Moreover, the PPI network depicted a comprehensive landscape of m6A RNA methylation regulators interactions and the erasers including WTAP, VIRMA and METTL14 ranked first according to the degree of connectivity (Figure.4a). Figure.4b showed a majority of m6A RNA methylation regulators are positively correlated and the correlation between HNRNPC and RBMX is the most significant.
Prognostic value of m6A RNA methylation regulators, and Construction of the m6A signature
Next, we analyzed the possible prognostic power of m6A RNA methylation regulators in HCC by performing univariate Cox regression.. The results demonstrated that six out of twenty tested genes are significantly correlated with DFS /OS and increased expressions of HNRNPA2B1, IGF2BP3, METTL3, WTAP, YTHDF1, YTHDF2 have a poorer survival in patients with HCC.(Figure.5a). Applying LASSO analysis, in which the selected m6A RNA methylation regulators were required to appear 900 times out of 1000 repetitions, four m6A RNA methylation regulators, IGF2BP3, YTHDF1, YTHDF2 and METTL3 were selected. A risk score was generated using these genes weighted by the coefficients from the LASSO regression. To investigate the prognostic role of the four-gene risk signature, we assigned LIHC patients to groups based on high or low risk scores using the cut-off value obtained with the survminer package, and observed that high-risk group had a shorter OS/DFS than those in the low risk group (Figure.5b-c). Similarly, GEO HCC patients were divided into low- and high- risk groups and OS/DFS was significantly shorter in the high-risk group compared to that in the low-risk group (Figure.s3).

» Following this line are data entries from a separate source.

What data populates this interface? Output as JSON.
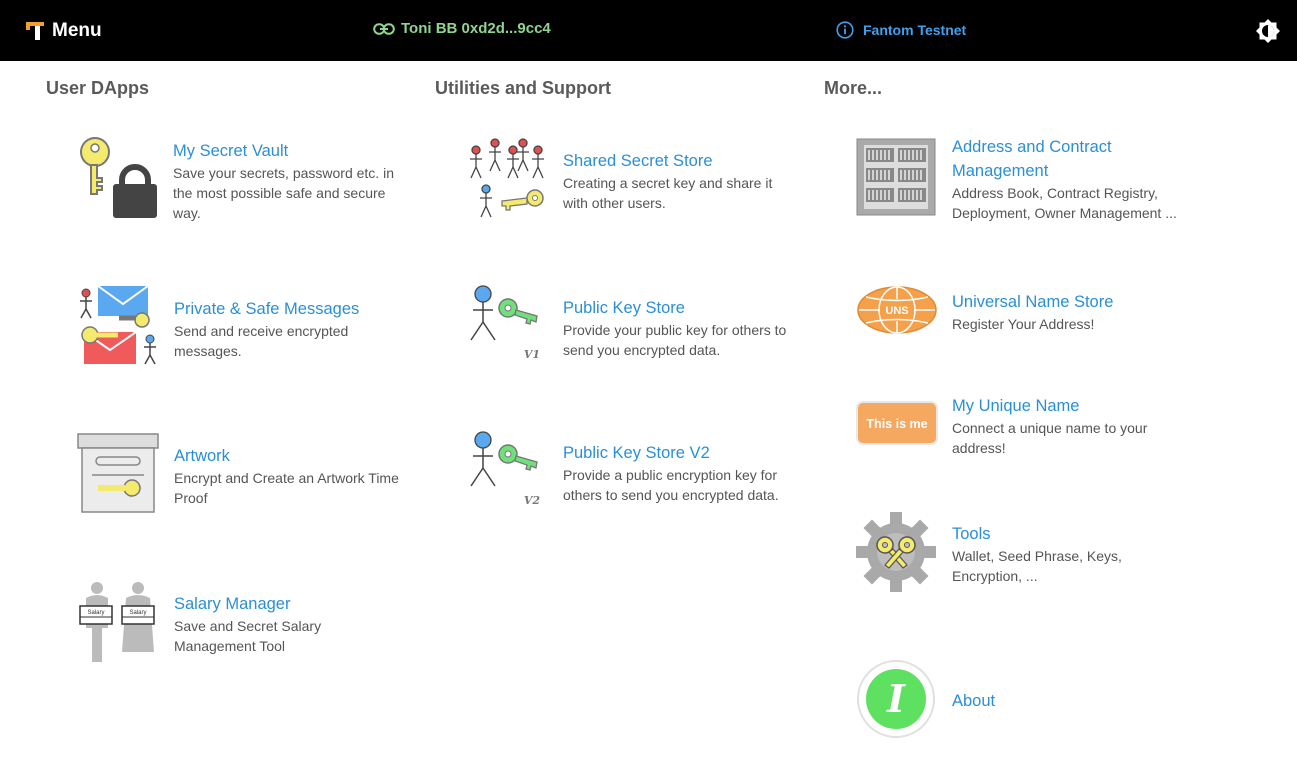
{
  "header": {
    "menu_label": "Menu",
    "account_label": "Toni BB 0xd2d...9cc4",
    "network_label": "Fantom Testnet",
    "icons": {
      "menu": "app-logo-icon",
      "account": "link-icon",
      "network": "info-icon",
      "theme": "brightness-icon"
    }
  },
  "sections": {
    "user_dapps": "User DApps",
    "utilities": "Utilities and Support",
    "more": "More..."
  },
  "items": {
    "secret_vault": {
      "title": "My Secret Vault",
      "desc": "Save your secrets, password etc. in the most possible safe and secure way."
    },
    "private_messages": {
      "title": "Private & Safe Messages",
      "desc": "Send and receive encrypted messages."
    },
    "artwork": {
      "title": "Artwork",
      "desc": "Encrypt and Create an Artwork Time Proof"
    },
    "salary_manager": {
      "title": "Salary Manager",
      "desc": "Save and Secret Salary Management Tool",
      "icon_badge": "Salary"
    },
    "shared_secret": {
      "title": "Shared Secret Store",
      "desc": "Creating a secret key and share it with other users."
    },
    "public_key_store": {
      "title": "Public Key Store",
      "desc": "Provide your public key for others to send you encrypted data.",
      "icon_badge": "V1"
    },
    "public_key_store_v2": {
      "title": "Public Key Store V2",
      "desc": "Provide a public encryption key for others to send you encrypted data.",
      "icon_badge": "V2"
    },
    "address_contract": {
      "title": "Address and Contract Management",
      "desc": "Address Book, Contract Registry, Deployment, Owner Management ..."
    },
    "universal_name": {
      "title": "Universal Name Store",
      "desc": "Register Your Address!",
      "icon_badge": "UNS"
    },
    "unique_name": {
      "title": "My Unique Name",
      "desc": "Connect a unique name to your address!",
      "icon_badge": "This is me"
    },
    "tools": {
      "title": "Tools",
      "desc": "Wallet, Seed Phrase, Keys, Encryption, ..."
    },
    "about": {
      "title": "About",
      "icon_badge": "I"
    }
  },
  "colors": {
    "header_bg": "#000000",
    "account": "#8fd48f",
    "network": "#3ea1f0",
    "link": "#2a8fd8",
    "section_title": "#5a5a5a",
    "description": "#555555"
  }
}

The role of the risk-score subtypes in TCGA HCC cohort
The heatmap (Figure.6a) shows the expression of the four selected m6A RNA methylation regulators and clinicopathological variables in the high- and low-risk groups. Similar to their association to prognosis, low-risk group was more frequently involved with lower T stage and pathological grade (Figure.6b-c). We performed univariate and multivariate Cox regression analyses to evaluate whether the prognostic signature-based risk score was an independent factor for prognosis. When the m6A signature was evaluated as a continuous variable with the Cox regression model, the univariate and multivariate analysis validated that the stage and risk score were significantly linked with DFS/OS (Figure.6d-e). These results suggest that the risk signature is a risk factor and can independently predict the prognosis of HCC patients.
Differential somatic mutation landscape and methylation‐driven genes between the HCC risk score subtypes
To identify the correlations between distributions of somatic alterations and the HCC risk score subtypes, 526 genes were shared significant mutation in the risk-high and risk-low groups. Specifically, a missense mutation on TP53 was predominantly observed in high-risk group, suggested key mutations in HCC may involve with m6A modification (Figure.7).

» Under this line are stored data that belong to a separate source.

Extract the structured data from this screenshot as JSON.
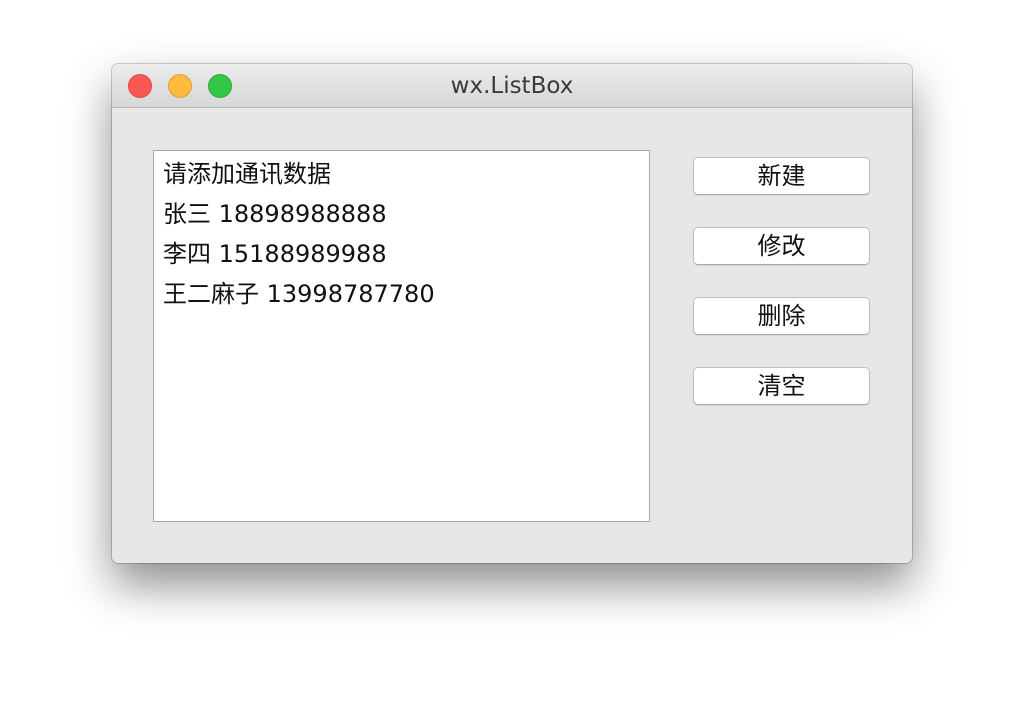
{
  "window": {
    "title": "wx.ListBox"
  },
  "listbox": {
    "items": [
      "请添加通讯数据",
      "张三 18898988888",
      "李四 15188989988",
      "王二麻子 13998787780"
    ]
  },
  "buttons": {
    "new_label": "新建",
    "edit_label": "修改",
    "delete_label": "删除",
    "clear_label": "清空"
  },
  "colors": {
    "close": "#fc5753",
    "minimize": "#fdbc40",
    "zoom": "#33c748"
  }
}
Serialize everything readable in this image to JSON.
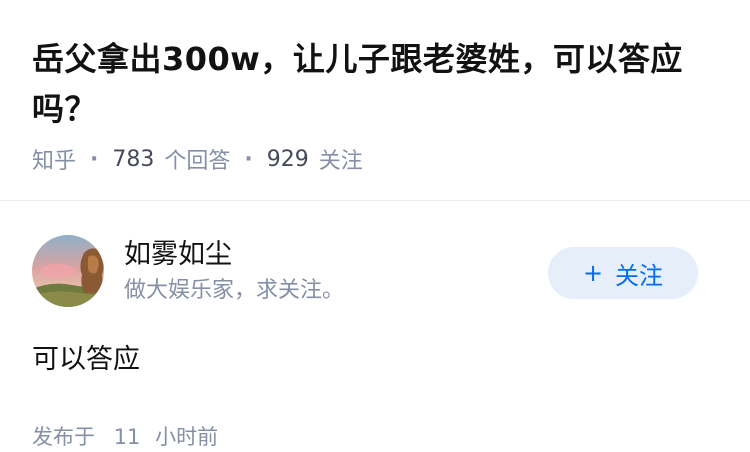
{
  "question": {
    "title": "岳父拿出300w，让儿子跟老婆姓，可以答应吗？",
    "source": "知乎",
    "answer_count": "783",
    "answer_label": "个回答",
    "follower_count": "929",
    "follower_label": "关注"
  },
  "author": {
    "avatar_icon": "avatar-landscape-image",
    "name": "如雾如尘",
    "bio": "做大娱乐家，求关注。",
    "follow_label": "关注",
    "follow_icon": "plus-icon",
    "accent_color": "#056de8",
    "button_bg": "#e5eef9"
  },
  "answer": {
    "content": "可以答应",
    "publish_label": "发布于",
    "time_value": "11",
    "time_unit": "小时前"
  },
  "colors": {
    "title": "#121212",
    "meta": "#8590a6"
  }
}
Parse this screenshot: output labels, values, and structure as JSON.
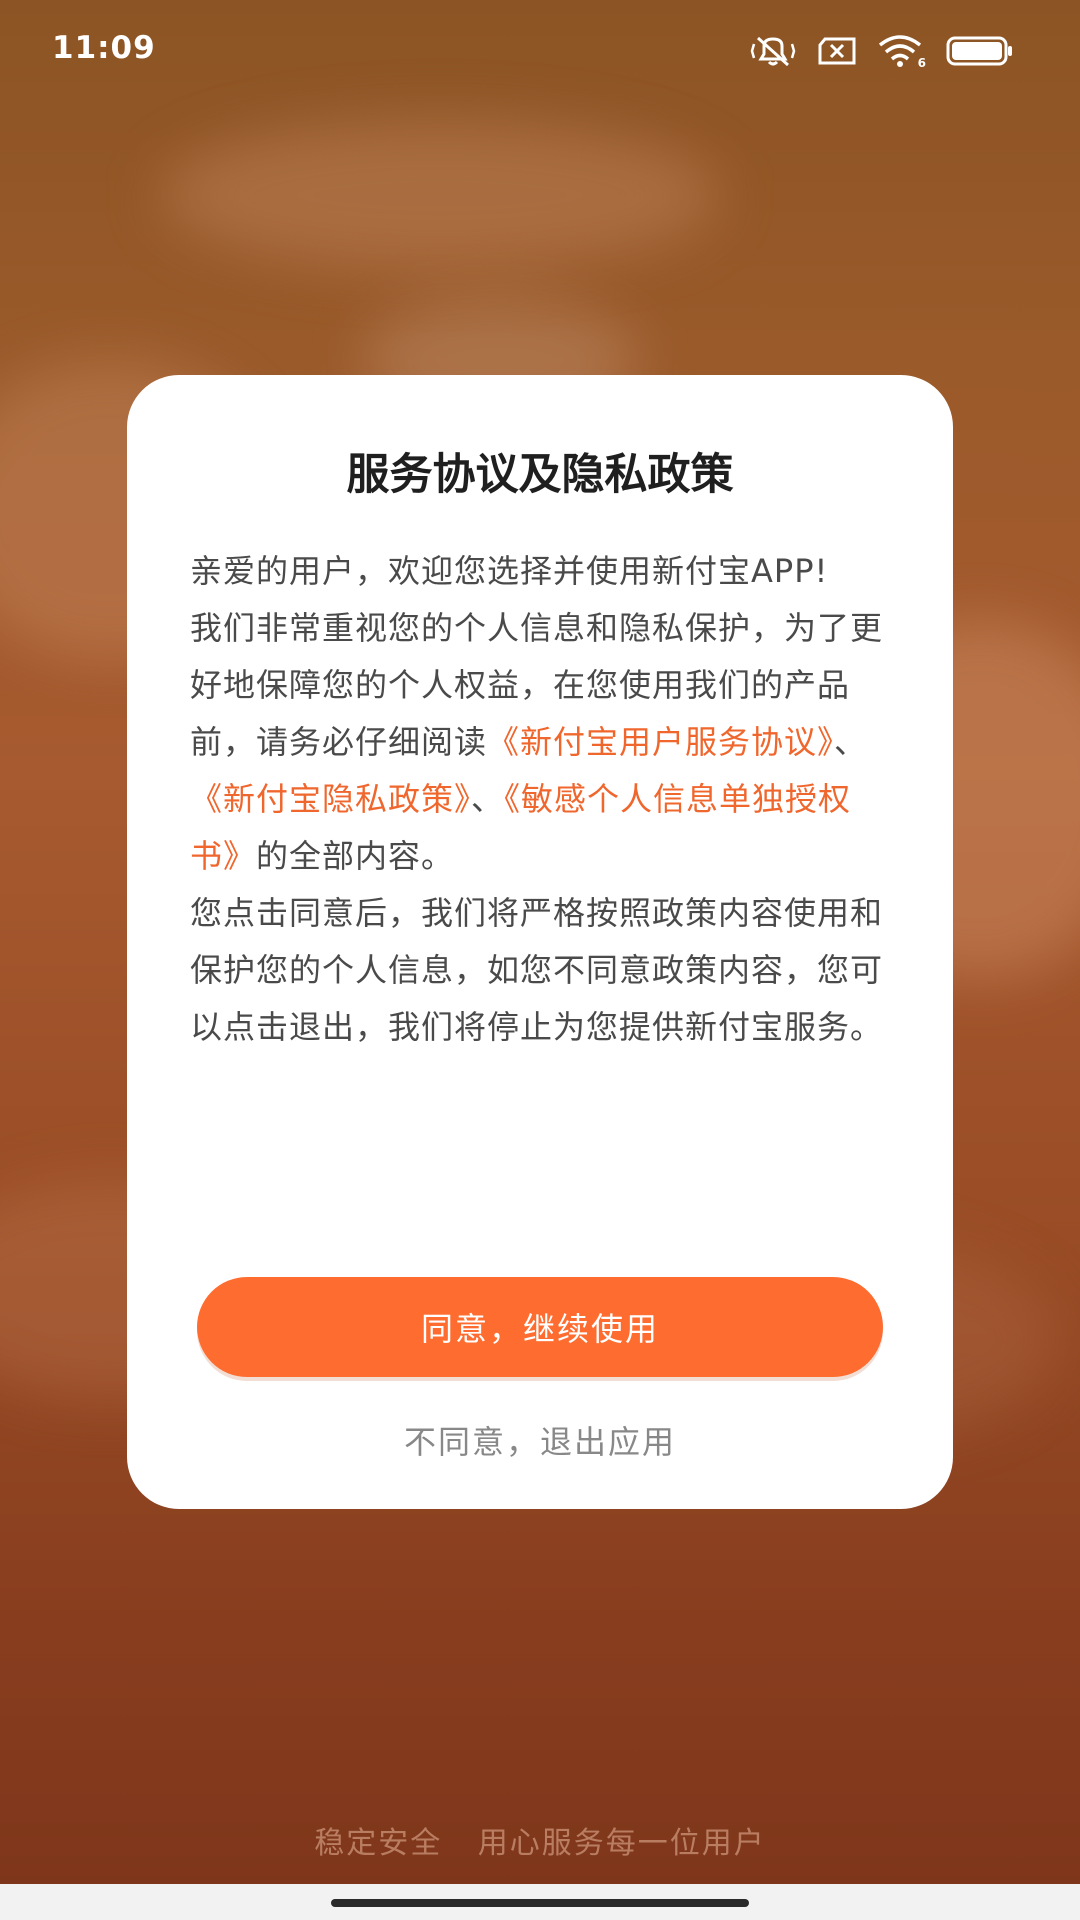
{
  "status_bar": {
    "time": "11:09",
    "icons": [
      "vibrate-mute-icon",
      "no-sim-icon",
      "wifi-icon",
      "battery-icon"
    ],
    "wifi_badge": "6"
  },
  "dialog": {
    "title": "服务协议及隐私政策",
    "greeting": "亲爱的用户，欢迎您选择并使用新付宝APP!",
    "para1_lead": "我们非常重视您的个人信息和隐私保护，为了更好地保障您的个人权益，在您使用我们的产品前，请务必仔细阅读",
    "link_service": "《新付宝用户服务协议》",
    "sep1": "、",
    "link_privacy": "《新付宝隐私政策》",
    "sep2": "、",
    "link_auth": "《敏感个人信息单独授权书》",
    "para1_tail": "的全部内容。",
    "para2": "您点击同意后，我们将严格按照政策内容使用和保护您的个人信息，如您不同意政策内容，您可以点击退出，我们将停止为您提供新付宝服务。",
    "agree_label": "同意，继续使用",
    "disagree_label": "不同意，退出应用"
  },
  "footer": {
    "slogan": "稳定安全 用心服务每一位用户"
  },
  "colors": {
    "accent": "#ff6c2f",
    "link": "#f0672e",
    "background": "#9a5a2a"
  }
}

The methylation‐driven genes are genes with different degree of methylation and expression between different groups. After downloading and processing of methylation data, we screened 569 methylation‐driven genes associated with risk score subtypes via using MethylMix R package (Table.1). Of these genes, 461 genes (81.02%) were hypomethylated and the remainder of the 108 genes (18.98%) were hypermethylated. These data may provide a new perspective to study the mechanism of m6A modulation.